Accurate under pressure
To prove this point, Yanguas-Gil and Argonne chemists Jeff Elam and Anil Mane designed and simulated a new neuromorphic chip inspired by the tiny brain structure of bees, fruit flies, and ants. The network they created from scratch contains two pivotal discoveries:
- Dynamic filters and weights that change the strength of various neural connections, depending on what the system finds important in real time.
- Tungsten‐aluminum oxide, an award-winning nanocomposite material created by Elam and Mane, allows the chip to operate at power levels far below one watt. (Graphics processing units (GPUs), based on conventional silicon semiconductor processing, can consume >100 watts per chip.)
The new chip design is as accurate as the standard design, but it learned much more quickly and retained its accuracy—even under 60 percent error rates in its internal operation.

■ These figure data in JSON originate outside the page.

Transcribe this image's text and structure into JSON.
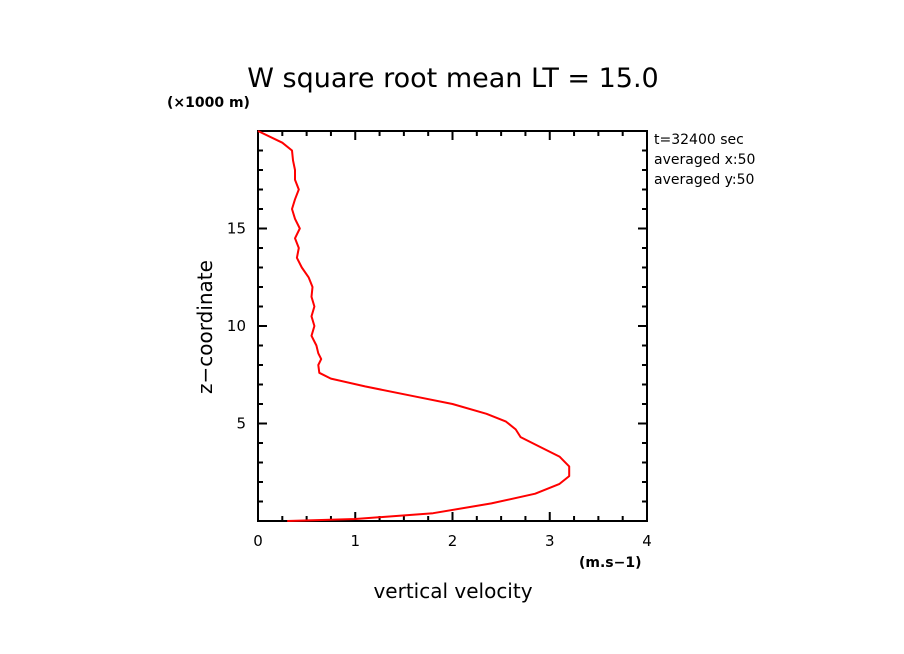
{
  "chart_data": {
    "type": "line",
    "title": "W square root mean LT = 15.0",
    "xlabel": "vertical velocity",
    "ylabel": "z−coordinate",
    "x_unit": "(m.s−1)",
    "y_unit": "(×1000 m)",
    "xlim": [
      0,
      4
    ],
    "ylim": [
      0,
      20
    ],
    "x_ticks": [
      0,
      1,
      2,
      3,
      4
    ],
    "y_ticks": [
      5,
      10,
      15
    ],
    "grid": false,
    "annotations": [
      "t=32400 sec",
      "averaged  x:50",
      "averaged  y:50"
    ],
    "series": [
      {
        "color": "#ff0000",
        "points": [
          [
            0.3,
            0.0
          ],
          [
            1.0,
            0.1
          ],
          [
            1.8,
            0.4
          ],
          [
            2.4,
            0.9
          ],
          [
            2.85,
            1.4
          ],
          [
            3.1,
            1.9
          ],
          [
            3.2,
            2.3
          ],
          [
            3.2,
            2.8
          ],
          [
            3.1,
            3.3
          ],
          [
            2.9,
            3.8
          ],
          [
            2.7,
            4.3
          ],
          [
            2.65,
            4.7
          ],
          [
            2.55,
            5.1
          ],
          [
            2.35,
            5.5
          ],
          [
            2.0,
            6.0
          ],
          [
            1.6,
            6.4
          ],
          [
            1.1,
            6.9
          ],
          [
            0.75,
            7.3
          ],
          [
            0.63,
            7.6
          ],
          [
            0.62,
            8.0
          ],
          [
            0.65,
            8.3
          ],
          [
            0.62,
            8.6
          ],
          [
            0.6,
            9.0
          ],
          [
            0.55,
            9.5
          ],
          [
            0.58,
            10.0
          ],
          [
            0.55,
            10.5
          ],
          [
            0.58,
            11.0
          ],
          [
            0.55,
            11.5
          ],
          [
            0.56,
            12.0
          ],
          [
            0.52,
            12.5
          ],
          [
            0.45,
            13.0
          ],
          [
            0.4,
            13.5
          ],
          [
            0.42,
            14.0
          ],
          [
            0.38,
            14.5
          ],
          [
            0.43,
            15.0
          ],
          [
            0.38,
            15.5
          ],
          [
            0.35,
            16.0
          ],
          [
            0.38,
            16.5
          ],
          [
            0.42,
            17.0
          ],
          [
            0.38,
            17.5
          ],
          [
            0.38,
            18.0
          ],
          [
            0.36,
            18.5
          ],
          [
            0.35,
            19.0
          ],
          [
            0.25,
            19.4
          ],
          [
            0.0,
            20.0
          ]
        ]
      }
    ]
  }
}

“With neural networks, error rates of 20 percent erode the system’s accuracy,” said Yanguas-Gil. “Our system can tolerate much higher error rates and sustain the same accuracy as a perfect system. This makes it a good candidate for machines that spend 30 years in space.”
Building the hive mind
After his team developed the blueprint for the neuromorphic chip, Yanguas-Gil enlisted Sandeep Madireddy and Prasanna Balaprakash, computer scientists in Argonne’s Mathematics and Computer Science (MCS) division tapped Argonne’s powerful computing tools to maximize its performance.
Using the Theta supercomputer, the duo ran the neuromorphic blueprint through a software package they developed called DeepHyper, which performs automated machine learning for neural networks. DeepHyper tests thousands of different insect brain configurations, generating better variations until it identifies the right one for a particular task.
With each set of configurations, DeepHyper learns. “It works in much the same way humans learn to play a game,” said Balaprakash. “You play, you get a score, and then—based on the feedback and your mistakes—you slowly get better and better.”
In a production scenario, all of this learning will be encoded onto the neuromorphic chip, and the chip itself will be able to adapt, shifting gears to solve each type of task.
How to change the game
Once Yanguas-Gil and his team uncover the best-performing chip design, they must agree on its best uses. What if, for instance, scientists could place low-power sensors in national forests to act as an alert for wildfires?
Or the chip might monitor urban areas for potential dangerous chemicals. Argonne has already installed 120 smart sensing devices around the city of Chicago to measure air quality, traffic, and climate.
These smart devices use Argonne’s Waggle technology platform, which includes remotely programmable high performance computing devices so that AI capabilities can be embedded with the sensors.
“Imagine if those sensors could learn in real time and detect poisonous gas?” asked Balaprakash.
These neuromorphic chips could act as mass spectrometers to learn in real time to recognize different molecule fragments without being explicitly programmed. “That would be a game changer,” says Yanguas-Gil.